“Murray Ball – a Cartoonist’s Life” by Mason Ball, published by HarperCollins. Price $45. Reviewed by Tony Orman.
Every good keen man, particularly those of half a century for more vintage, will remember fondly Footrot Flats a highly popular comic strip that ran from 1976 to 1994 in New Zealand newspapers. Also there were collections of the cartoons in book form – 27 in all – 8 more books collecting the Sunday newspaper strips, a stage musical and an animated feature film.
The man behind the Footrot Flats success was Murray Ball, a son of an All Black and a very good Manawatu rep centre three-quarter himself who became a Junior All Black and never quite made the national All Blacks team.
Growing up in the Manawatu, I witnessed many games in which Murray Ball played. Often he would outplay All Blacks in opposition provincial sides. Suffice to say, there have been much inferior players who did become All Blacks. The problem was Murray Ball did not play in any of the four big centres and in those days that was an obstacle to All Black stardom.
Disappointed not to join his father as an All Black, Murray and his wife eventually retreated to rural Gisborne, firstly school teaching, then as his cartoon strips began to gain praise and more publishings in both New Zealand and Australia, he became a full time cartoonist.
In this book Murray’s son Mason tells of how his father’s journey to success.
“It was not really until my father died that I reflected on his remarkable life and when I did my impulse was to record what I knew, as a testament to him,” Mason says.

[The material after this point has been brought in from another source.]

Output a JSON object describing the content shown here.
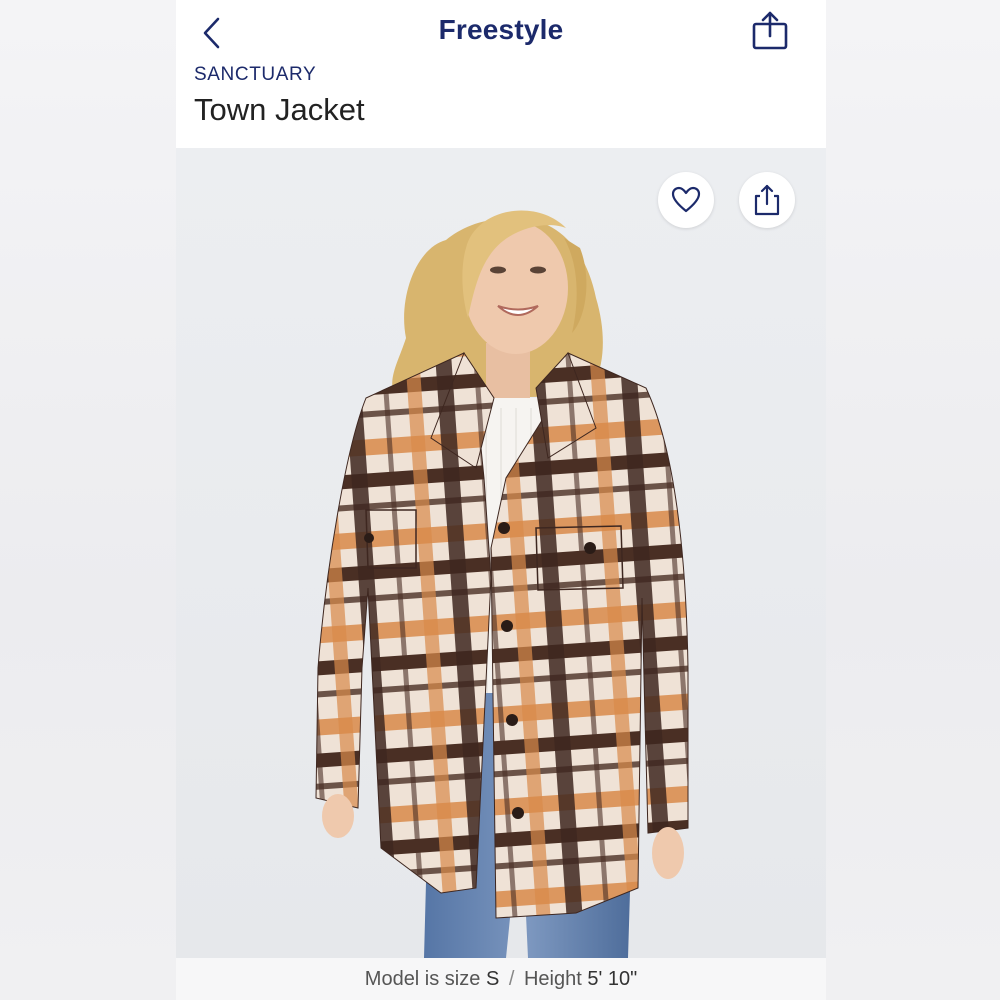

The comic strips protagonist is a border-collie sheep dog known as “the Dog.” Wal is the farmer, black singlet and gumboot in the Fred Dagg mould. The humour draws on the farming frustrations of Wal and Dog’s wry comments.

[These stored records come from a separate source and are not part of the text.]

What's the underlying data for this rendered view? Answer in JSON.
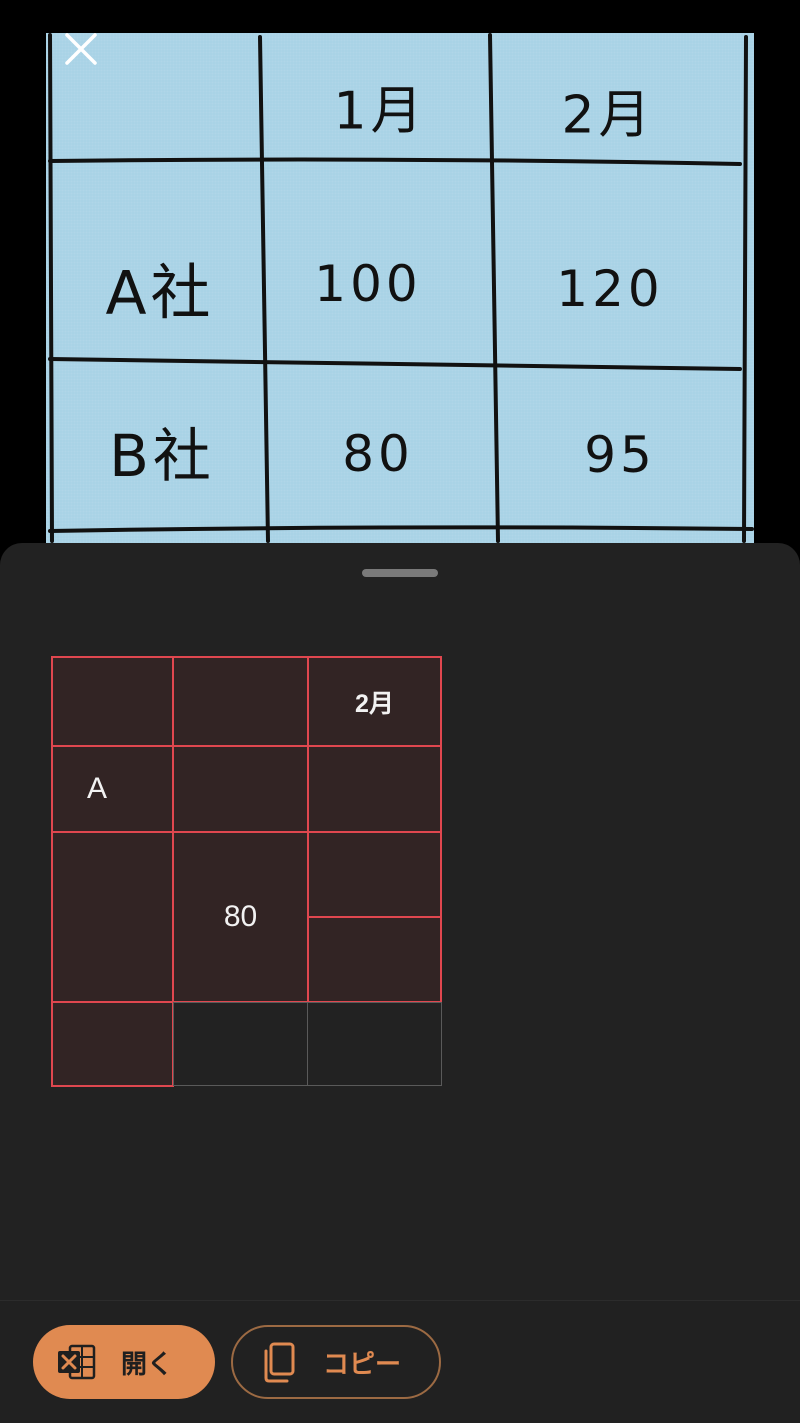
{
  "photo": {
    "header": [
      "",
      "1月",
      "2月"
    ],
    "rows": [
      [
        "A社",
        "100",
        "120"
      ],
      [
        "B社",
        "80",
        "95"
      ]
    ]
  },
  "result_table": {
    "row1": {
      "c3": "2月"
    },
    "row2": {
      "c1": "A"
    },
    "row3": {
      "c2": "80"
    }
  },
  "buttons": {
    "open_label": "開く",
    "copy_label": "コピー"
  },
  "colors": {
    "accent": "#e08a51",
    "highlight_border": "#e0474f",
    "highlight_fill": "#322424",
    "sheet_bg": "#222222",
    "photo_bg": "#a9d3e6"
  },
  "icons": {
    "close": "close-icon",
    "excel": "excel-icon",
    "copy": "copy-icon"
  }
}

The book is extremely readable and Mason adeptly paints a picture of his father, foibles and attributes, talent and achievements. It is a portrait of not just the cartoonist but a dedicated family man, somewhat reclusive by nature yet who was politically alert and had strong beliefs and principles.
“I miss him dearly and enjoyed cataloguing moments I had witnessed and which we had shared,” writes Mason.
Mason Ball writes clearly and candidly and warmly and enhanced by numerous photos and cartoons the book earns a high recommendation.